The US government is concerned that terrorists could use Mombasa port to ferry narcotics, nuclear and radiological material.
The embassy, through a statement, warned yesterday that legitimate nuclear or radiological cargo was prone to misuse by terrorists, hence the need for vigilance at ports of entry.
The statement indicated that for close to 10 years the US' Export Control and Border Security Progamme had worked with Kenyan agencies to improve security at Kenya's entry ports.
This checked and prevented proliferation of weapons of mass destruction as well as conventional weapons.
To boost this, the Americans, working in conjunction with several countries and the United Nations Office of Drugs and Crime (UNODC), supplied Kenya with equipment to detect the illicit cargo.
Yesterday, the US ambassador to Kenya Kyle McCarter toured Mombasa port to witness how the equipment works to detect nuclear and radiological matter.
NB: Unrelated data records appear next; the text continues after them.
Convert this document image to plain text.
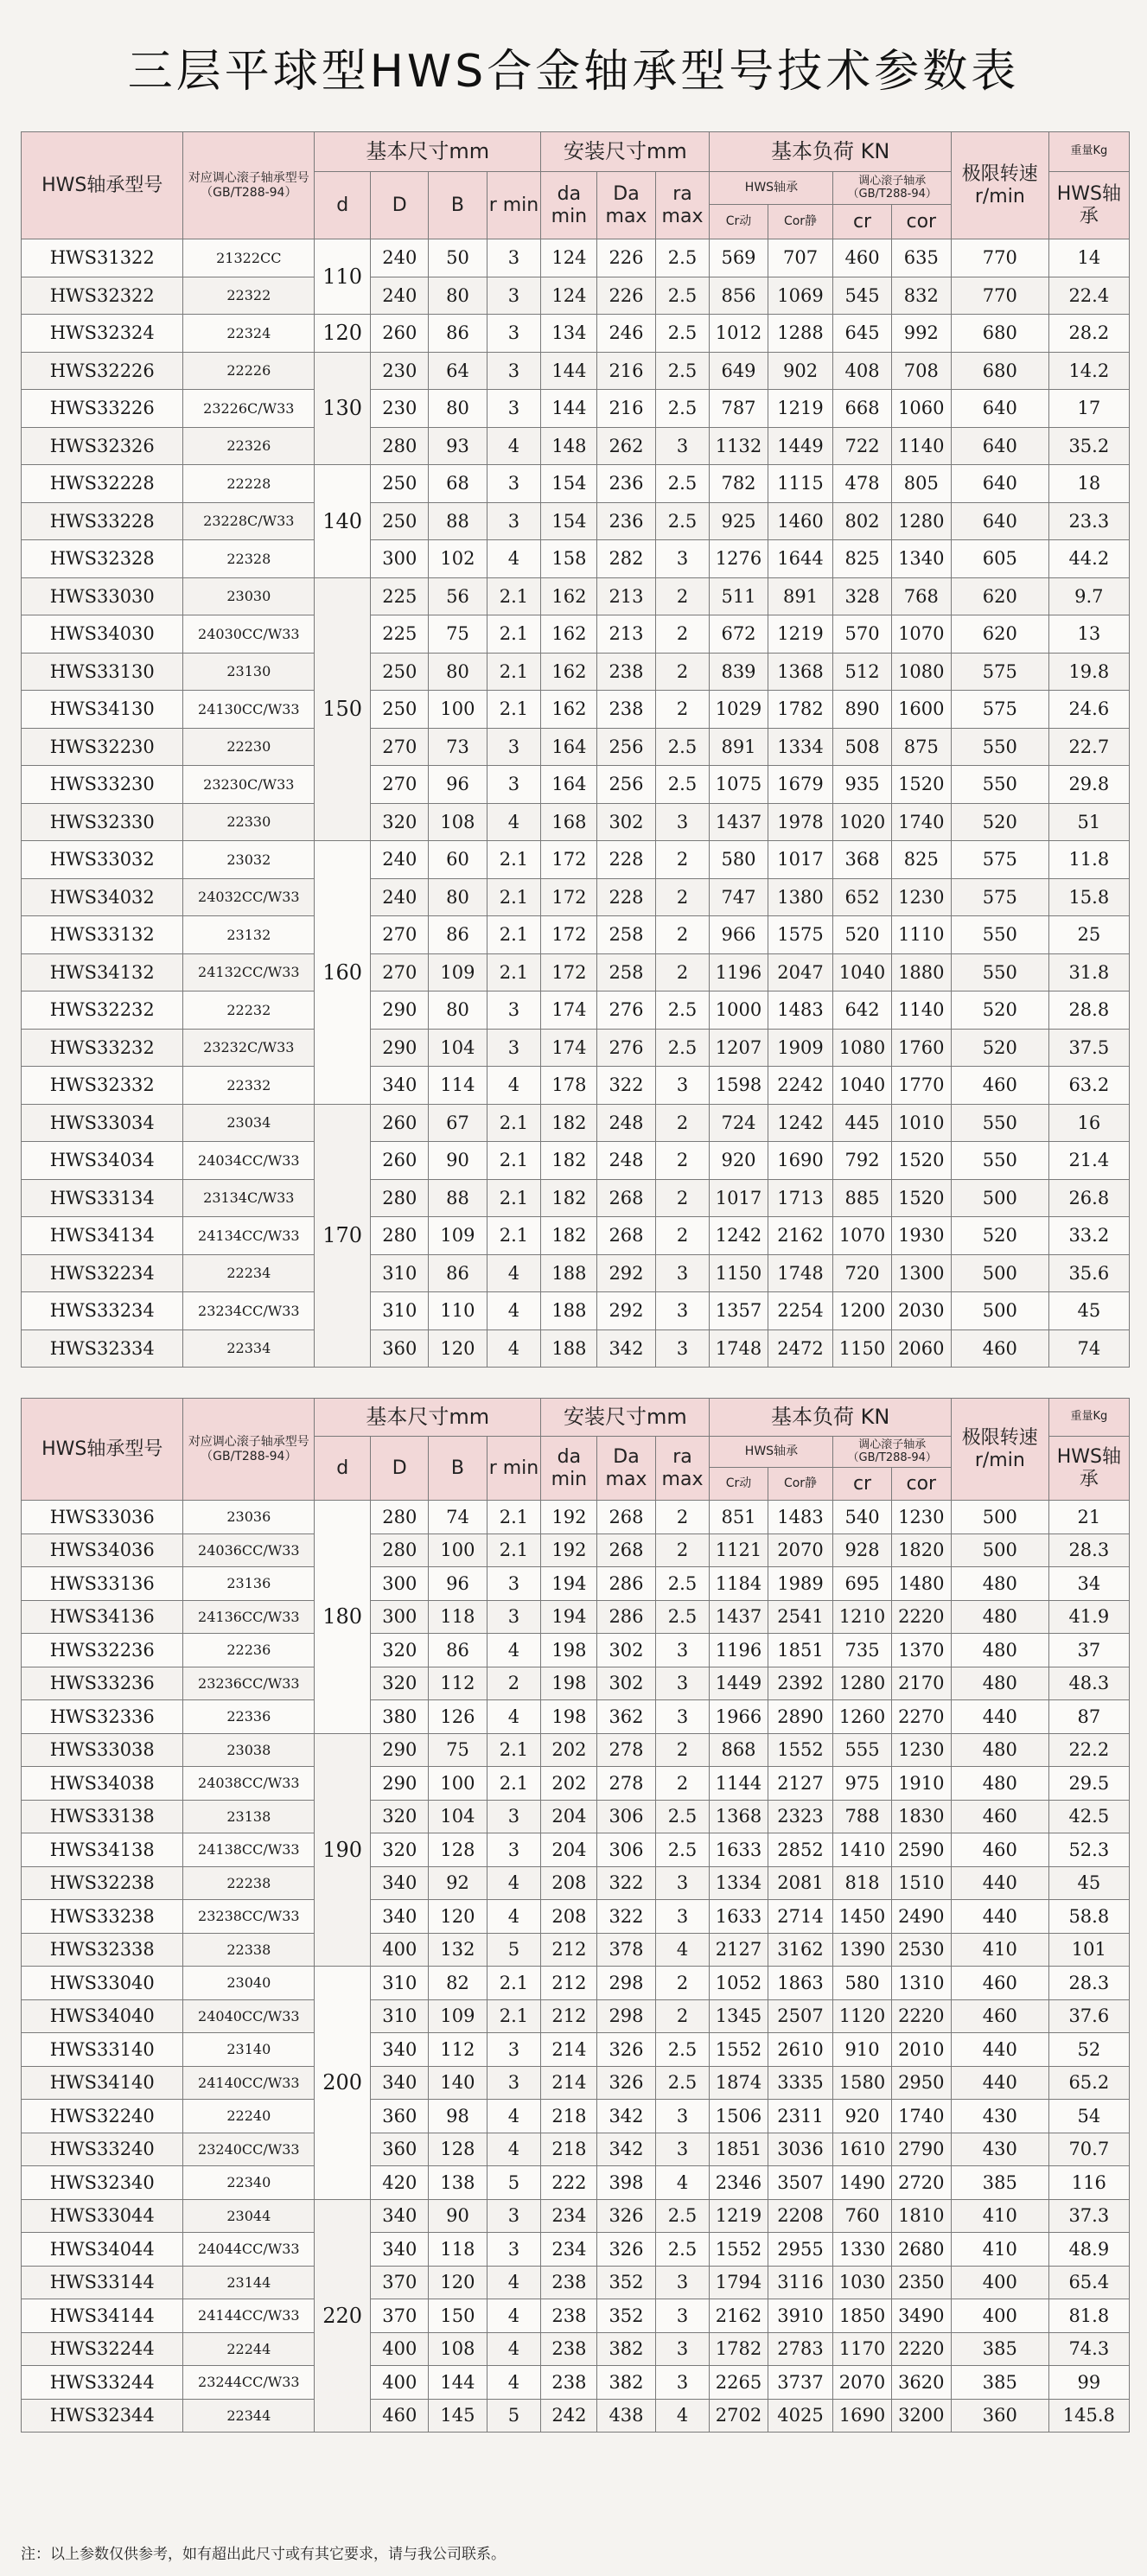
三层平球型HWS合金轴承型号技术参数表
HWS轴承型号	对应调心滚子轴承型号（GB/T288-94）	基本尺寸mm				安装尺寸mm			基本负荷 KN				极限转速r/min	重量Kg
		d	D	B	r min	da min	Da max	ra max	HWS轴承		调心滚子轴承（GB/T288-94）			HWS轴承
									Cr动	Cor静	cr	cor		
HWS31322	21322CC	110	240	50	3	124	226	2.5	569	707	460	635	770	14
HWS32322	22322		240	80	3	124	226	2.5	856	1069	545	832	770	22.4
HWS32324	22324	120	260	86	3	134	246	2.5	1012	1288	645	992	680	28.2
HWS32226	22226	130	230	64	3	144	216	2.5	649	902	408	708	680	14.2
HWS33226	23226C/W33		230	80	3	144	216	2.5	787	1219	668	1060	640	17
HWS32326	22326		280	93	4	148	262	3	1132	1449	722	1140	640	35.2
HWS32228	22228	140	250	68	3	154	236	2.5	782	1115	478	805	640	18
HWS33228	23228C/W33		250	88	3	154	236	2.5	925	1460	802	1280	640	23.3
HWS32328	22328		300	102	4	158	282	3	1276	1644	825	1340	605	44.2
HWS33030	23030	150	225	56	2.1	162	213	2	511	891	328	768	620	9.7
HWS34030	24030CC/W33		225	75	2.1	162	213	2	672	1219	570	1070	620	13
HWS33130	23130		250	80	2.1	162	238	2	839	1368	512	1080	575	19.8
HWS34130	24130CC/W33		250	100	2.1	162	238	2	1029	1782	890	1600	575	24.6
HWS32230	22230		270	73	3	164	256	2.5	891	1334	508	875	550	22.7
HWS33230	23230C/W33		270	96	3	164	256	2.5	1075	1679	935	1520	550	29.8
HWS32330	22330		320	108	4	168	302	3	1437	1978	1020	1740	520	51
HWS33032	23032	160	240	60	2.1	172	228	2	580	1017	368	825	575	11.8
HWS34032	24032CC/W33		240	80	2.1	172	228	2	747	1380	652	1230	575	15.8
HWS33132	23132		270	86	2.1	172	258	2	966	1575	520	1110	550	25
HWS34132	24132CC/W33		270	109	2.1	172	258	2	1196	2047	1040	1880	550	31.8
HWS32232	22232		290	80	3	174	276	2.5	1000	1483	642	1140	520	28.8
HWS33232	23232C/W33		290	104	3	174	276	2.5	1207	1909	1080	1760	520	37.5
HWS32332	22332		340	114	4	178	322	3	1598	2242	1040	1770	460	63.2
HWS33034	23034	170	260	67	2.1	182	248	2	724	1242	445	1010	550	16
HWS34034	24034CC/W33		260	90	2.1	182	248	2	920	1690	792	1520	550	21.4
HWS33134	23134C/W33		280	88	2.1	182	268	2	1017	1713	885	1520	500	26.8
HWS34134	24134CC/W33		280	109	2.1	182	268	2	1242	2162	1070	1930	520	33.2
HWS32234	22234		310	86	4	188	292	3	1150	1748	720	1300	500	35.6
HWS33234	23234CC/W33		310	110	4	188	292	3	1357	2254	1200	2030	500	45
HWS32334	22334		360	120	4	188	342	3	1748	2472	1150	2060	460	74
HWS轴承型号	对应调心滚子轴承型号（GB/T288-94）	基本尺寸mm				安装尺寸mm			基本负荷 KN				极限转速r/min	重量Kg
		d	D	B	r min	da min	Da max	ra max	HWS轴承		调心滚子轴承（GB/T288-94）			HWS轴承
									Cr动	Cor静	cr	cor		
HWS33036	23036	180	280	74	2.1	192	268	2	851	1483	540	1230	500	21
HWS34036	24036CC/W33		280	100	2.1	192	268	2	1121	2070	928	1820	500	28.3
HWS33136	23136		300	96	3	194	286	2.5	1184	1989	695	1480	480	34
HWS34136	24136CC/W33		300	118	3	194	286	2.5	1437	2541	1210	2220	480	41.9
HWS32236	22236		320	86	4	198	302	3	1196	1851	735	1370	480	37
HWS33236	23236CC/W33		320	112	2	198	302	3	1449	2392	1280	2170	480	48.3
HWS32336	22336		380	126	4	198	362	3	1966	2890	1260	2270	440	87
HWS33038	23038	190	290	75	2.1	202	278	2	868	1552	555	1230	480	22.2
HWS34038	24038CC/W33		290	100	2.1	202	278	2	1144	2127	975	1910	480	29.5
HWS33138	23138		320	104	3	204	306	2.5	1368	2323	788	1830	460	42.5
HWS34138	24138CC/W33		320	128	3	204	306	2.5	1633	2852	1410	2590	460	52.3
HWS32238	22238		340	92	4	208	322	3	1334	2081	818	1510	440	45
HWS33238	23238CC/W33		340	120	4	208	322	3	1633	2714	1450	2490	440	58.8
HWS32338	22338		400	132	5	212	378	4	2127	3162	1390	2530	410	101
HWS33040	23040	200	310	82	2.1	212	298	2	1052	1863	580	1310	460	28.3
HWS34040	24040CC/W33		310	109	2.1	212	298	2	1345	2507	1120	2220	460	37.6
HWS33140	23140		340	112	3	214	326	2.5	1552	2610	910	2010	440	52
HWS34140	24140CC/W33		340	140	3	214	326	2.5	1874	3335	1580	2950	440	65.2
HWS32240	22240		360	98	4	218	342	3	1506	2311	920	1740	430	54
HWS33240	23240CC/W33		360	128	4	218	342	3	1851	3036	1610	2790	430	70.7
HWS32340	22340		420	138	5	222	398	4	2346	3507	1490	2720	385	116
HWS33044	23044	220	340	90	3	234	326	2.5	1219	2208	760	1810	410	37.3
HWS34044	24044CC/W33		340	118	3	234	326	2.5	1552	2955	1330	2680	410	48.9
HWS33144	23144		370	120	4	238	352	3	1794	3116	1030	2350	400	65.4
HWS34144	24144CC/W33		370	150	4	238	352	3	2162	3910	1850	3490	400	81.8
HWS32244	22244		400	108	4	238	382	3	1782	2783	1170	2220	385	74.3
HWS33244	23244CC/W33		400	144	4	238	382	3	2265	3737	2070	3620	385	99
HWS32344	22344		460	145	5	242	438	4	2702	4025	1690	3200	360	145.8
注：以上参数仅供参考，如有超出此尺寸或有其它要求，请与我公司联系。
He also checked on how a multi-agency team at the port analysed shipping documents to assess risk associated to strategic goods.
According to the statement, some of the suspect goods were legitimate cargo with dual use capability "in that they are generally used for legitimate industry, but can also be misused to develop a weapon."
McCarter handed over the Sh3 billion monitoring tool to Kenya Ports Authority (KPA) to be used at the Mombasa port.
He held a closed-door meeting with KPA Managing Director Daniel Manduku, Kenya Revenue Authority officials, led by regional boss Nicholas Kinoti, and other officials at KPA headquarters.
The envoy said his government had installed 11 radiation portal monitors and central alarm station provided portable monitors to ensure any nuclear material was detected effectively.
“We will continue working with Kenya in many areas for the success of our families and particularly for youths,” said McCarter.
He said the US was also working with UNODC to tackle the drug menace.